A busca por planos de saúde foi destaque no início de 2022, segundo dados do Instituto de Estudos de Saúde Suplementar (Iess). Em fevereiro deste ano, foram contabilizados 49 milhões de beneficiários em contratos médico-hospitalares, um crescimento de 3,1% no período de 12 meses. Parte desse público é composto por pessoas com mais de 60 anos, parcela que aumenta gradativamente graças à migração de idade de antigos pacientes.
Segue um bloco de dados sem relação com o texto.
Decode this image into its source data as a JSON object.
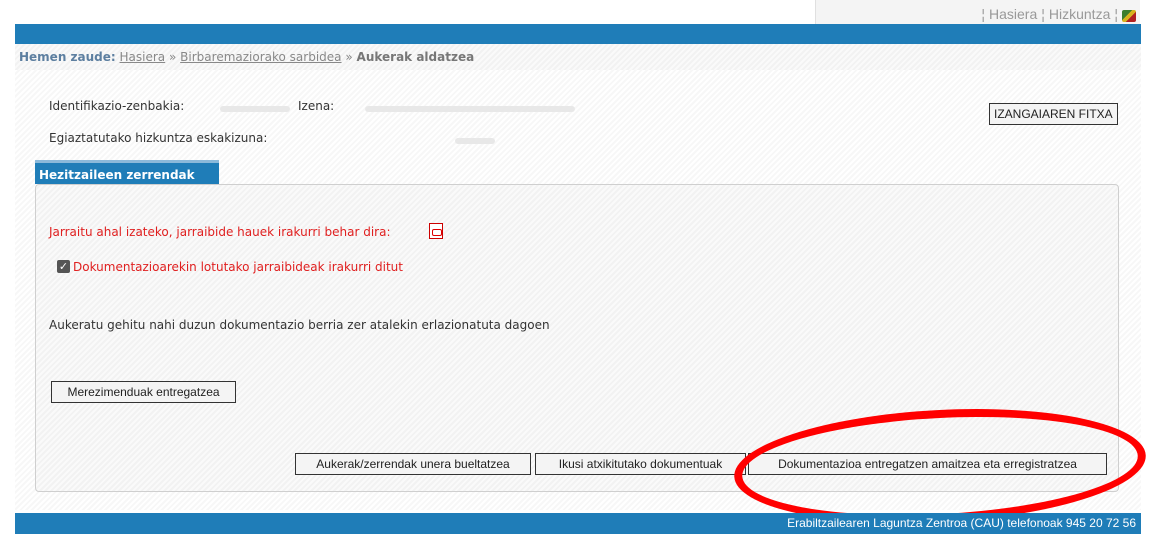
{
  "top_links": {
    "home": "Hasiera",
    "language": "Hizkuntza",
    "separator": "¦"
  },
  "breadcrumb": {
    "label": "Hemen zaude:",
    "items": [
      "Hasiera",
      "Birbaremaziorako sarbidea"
    ],
    "separator": "»",
    "current": "Aukerak aldatzea"
  },
  "candidate": {
    "id_label": "Identifikazio-zenbakia:",
    "name_label": "Izena:",
    "language_label": "Egiaztatutako hizkuntza eskakizuna:",
    "fitxa_button": "IZANGAIAREN FITXA"
  },
  "tab": {
    "label": "Hezitzaileen zerrendak"
  },
  "panel": {
    "instructions_text": "Jarraitu ahal izateko, jarraibide hauek irakurri behar dira:",
    "checkbox_label": "Dokumentazioarekin lotutako jarraibideak irakurri ditut",
    "checkbox_checked": true,
    "select_text": "Aukeratu gehitu nahi duzun dokumentazio berria zer atalekin erlazionatuta dagoen",
    "merits_button": "Merezimenduak entregatzea",
    "reset_button": "Aukerak/zerrendak unera bueltatzea",
    "view_docs_button": "Ikusi atxikitutako dokumentuak",
    "finish_button": "Dokumentazioa entregatzen amaitzea eta erregistratzea"
  },
  "footer": {
    "text": "Erabiltzailearen Laguntza Zentroa (CAU) telefonoak 945 20 72 56"
  },
  "colors": {
    "primary": "#1f7db8",
    "alert": "#e02020",
    "highlight": "#ff0000"
  }
}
O que poucos sabem, porém, é que não é permitido haver discriminação nos valores de acordo com a faixa etária.

O coordenador do curso de Direito da Faculdade Pitágoras, professor Raniel F. de Ávila, explica que o Estatuto do Idoso (Lei 10.741/03) impede a aplicação de reajustes na mensalidade de acordo com a progressão etária para o grupo da terceira idade.
“Essa elevação é ilegal e as empresas que instituem valores excessivos para pessoas acima de 60 anos, sem autorização da Agência Nacional de Saúde (ANS), podem ser processadas”, comenta o advogado.

O docente explica que o paciente idoso representa mais custos a clínicas e hospitais, o que provoca o encarecimento de produtos oferecidos por empresas que vendem planos de saúde. “Com o aumento da expectativa de vida, consequentemente existe uma maior frequência de consultas e pedidos de exames, e a Lei visa coibir os reajustes abusivos em razão da idade do beneficiário”, afirma.

O Estatuto considera como idoso todos os que têm mais de 60 anos e proíbe práticas discriminatórias na cobrança de valores por esse grupo, além de dispor de diretrizes para assegurar o acesso a serviços do âmbito hospitalar. Os contratos devem prever   cobertura de procedimentos, exames laboratoriais e consultas médicas.

Exceções

Por autorização do Supremo Tribunal de Justiça (STJ), há situações em que o reajuste de preços para planos de saúde coletivos pode ser realizado de acordo com a faixa etária, desde que respeitados três critérios: a alteração deve estar prevista em contrato, seguir as determinações de órgãos governamentais reguladores e não deve conter cálculos aleatórios ou percentuais considerados injustos.

Os planos coletivos (coletivo empresarial ou coletivo por adesão) são os contratados por associações, sindicatos, conselhos ou empresas para proporcionar assistência médica e odontológica a grupos vinculados a organizações. “O reajuste de
mensalidade de plano de saúde individual ou familiar baseado na mudança de faixa etária se mantém proibido. Devendo ser observada as normas expedidas pelos órgãos governamentais reguladores”, finaliza o coordenador.